Some of the things I left might become mandatory in the near future as we do proper testing of all this. My goal here was to provide something that can run, and then I’ll collaborate with the different agents in this bootstrapping effort to fix anything we need to reach the full bootstrapping support.

There are few obvious things missing:

  • Big Endian support: riscv64be-linux-gnu support, basically (note the be in the target name). I won’t add this until we are sure we need it. It shouldn’t be difficult, I already found some commits in the main GCC where this was added and they were simple.
  • Specific device support: we didn’t add support for any specific device yet, that’s something we’ll need to think about in the future, but we probably won’t add because it will make us maintain more code, and I don’t think generic RISC-V code is going to have issues in the majority of the devices.
  • There are also many commits that came after the main port that fix some relocations and some other things. Many of them are not really relevant, because most of them are related with bugs that were introduced later, fix things that won’t change anything in the only program we need to build (GCC) and so on. In order to know which ones are relevant we need…
  • Proper testing! I didn’t do this yet, and I’ll probably need help with it. Compile your RISC-V software with this and give it a try! Send me the errors you get!
  • Libatomic: was directly removed from the calls to the linker, as I mentioned before and we have to make sure it didn’t exist back then and so on. Boring things…
  • I didn’t even bother to add the testsuite support, our only test has to be if we are able to compile GCC with this, which I didn’t really try yet anyway (because it needs some extra things).

Conclusion

This part of the project came in the worst moment. I wasn’t really motivated and I had some personal things going on. It was difficult for me to do this.

In contrast with what I did in the previous steps of the project, this part is really uninteresting because it doesn’t give you a lot of chances for learning, which is the only thing that keeps me alive at this point.

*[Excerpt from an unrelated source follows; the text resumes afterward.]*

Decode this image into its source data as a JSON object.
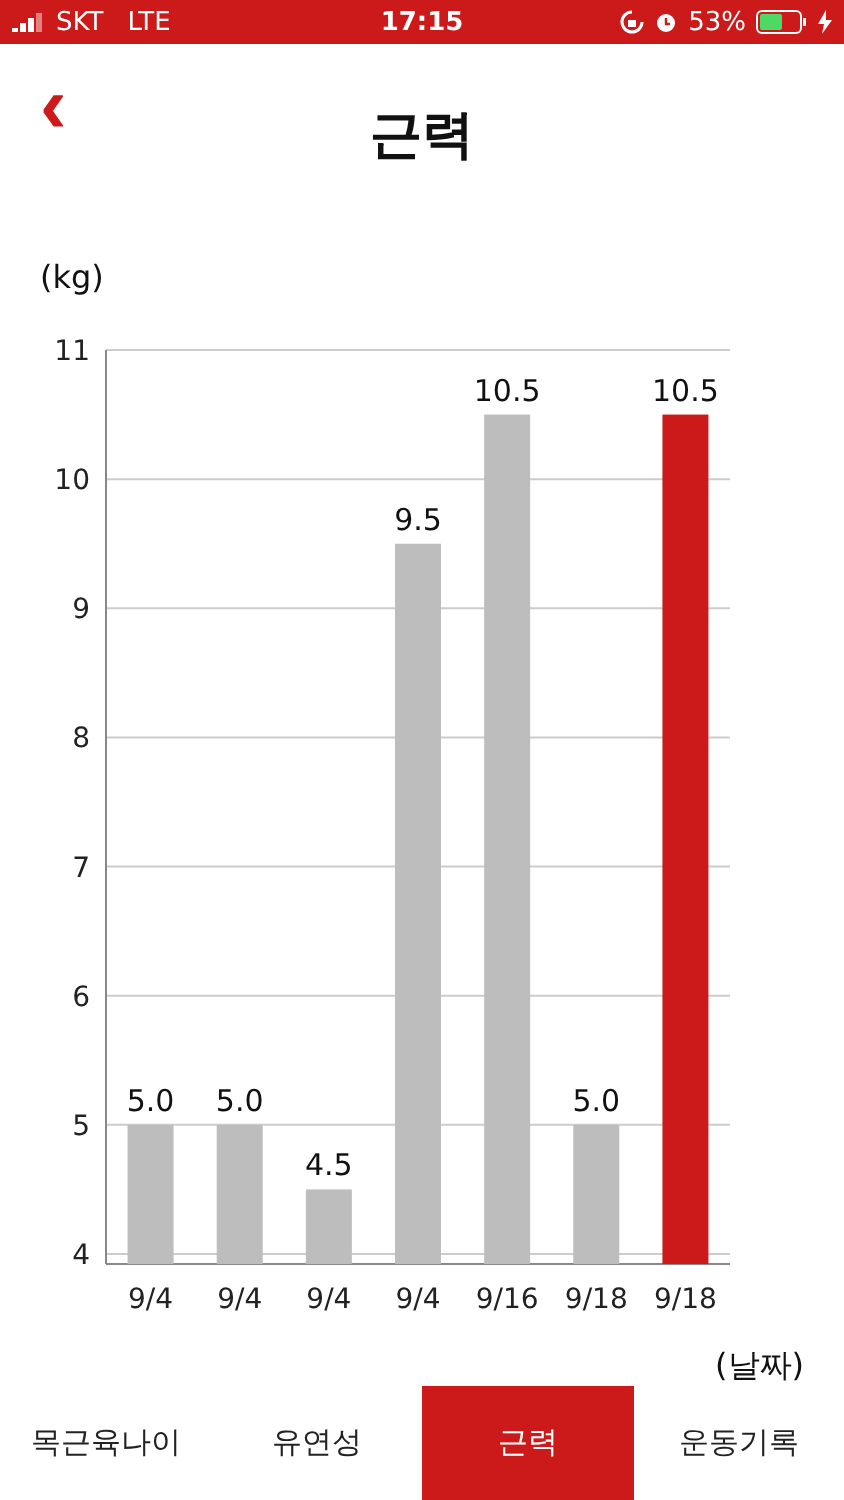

It’s also pretty boring and exasperating to feel you’ll never understand something and trying and trying almost in a trial and error way is really boring for someone like me.

Sometimes, working like this makes you feel really alone. You have almost no people to help you, and the project needs a huge amount of context to be understood so you can’t ask for help to anyone, and those who are supposed to know are really hard to reach. Or what it might be worse: maybe there’s none that understands this thing well, because it’s old, it changed a lot and probably just a handful of people do really took part in the development of the fucking buildsystem.

In conclusion, this is boring and uninteresting job, but someone has to do this, and… It was my turn this time.

You go next.


  1. Some people also spent time with me in the IRC. Thanks to all that helped! 

  2. 569dc494616700a3cf078da0cc631c36a4f15821 

  3. Try to run make --debug in a project of the size of GCC and laugh with me. 

  4. The rest of the post is not really interesting either, but I need to report what I did. It’s just me fighting against myself and a very complex buildsystem that could’ve been simpler and/or better documented.